"No."
"On the other hand, several of our members have been murdered, and there have been other deaths that could conceivably have been murder, although the authorities didn't classify them as such. I mentioned Alan Watson, stabbed in a mugging."
"And the fellow inChelsea who was killed by a sexual partner," I said, and scanned my memory for the name. "Carl Uhl?"
"That's right. And then of course there was Boyd Shipton."
"Boyd Shipton the painter?"
"Yes."
"He was a member of your club?"
He nodded. "At our initial meeting he said that the most interesting fact he could tell us about himself was that he'd painted a wall of his apartment to look like exposed brick. He was a trainee on Wall Street at the time, and he made it sound as though painting was just a pastime for him.
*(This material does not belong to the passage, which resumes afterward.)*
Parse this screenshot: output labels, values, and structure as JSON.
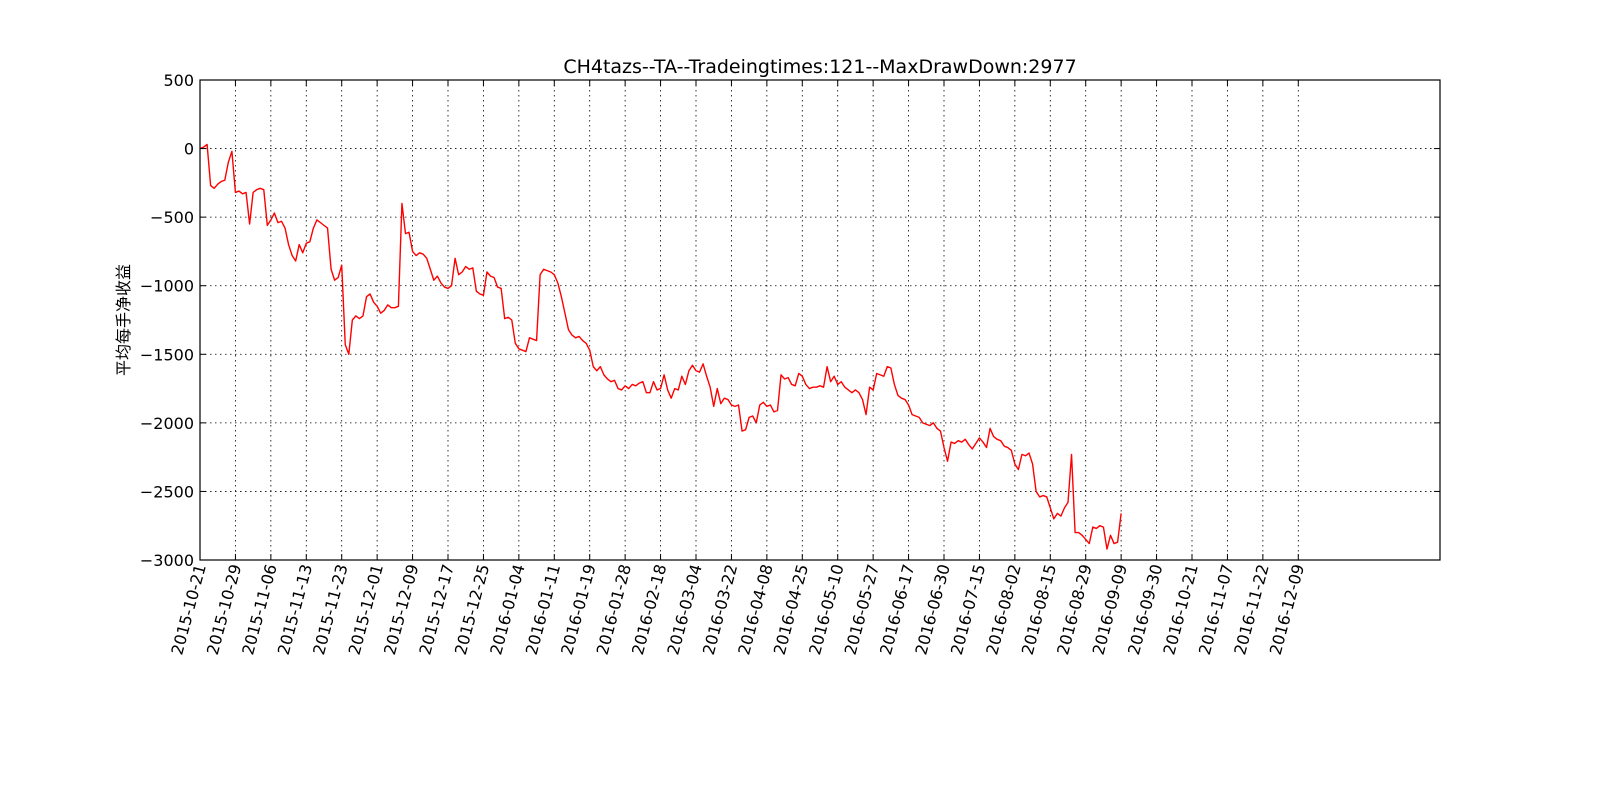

Later, after he'd quit his job and made his first gallery connection, he admitted he'd been afraid to let on just how important it was to him."
"He became very successful."
"Extremely successful, with an oceanfront house inEast Hampton and a state-of-the-art loft in Tribeca. You know, I've often wondered what became of that faux-brick wall Boyd painted. He slapped a couple of coats of flat white wall paint on it before he moved, so that the landlord wouldn't have a fit. Well, whoever's living there now has an original Boyd Shipton trompe-l'oeil mural under God knows how many layers of Dutch Boy latex. I suppose it could be restored, if anyone knew where to look for it."
"I remember when he was killed," I said. "Five years ago, wasn't it?"
"Six in October. He and his wife had come into the city for a friend's opening and went out to dinner afterward. When they returned to their loft downtown they evidently walked in on a burglary in progress."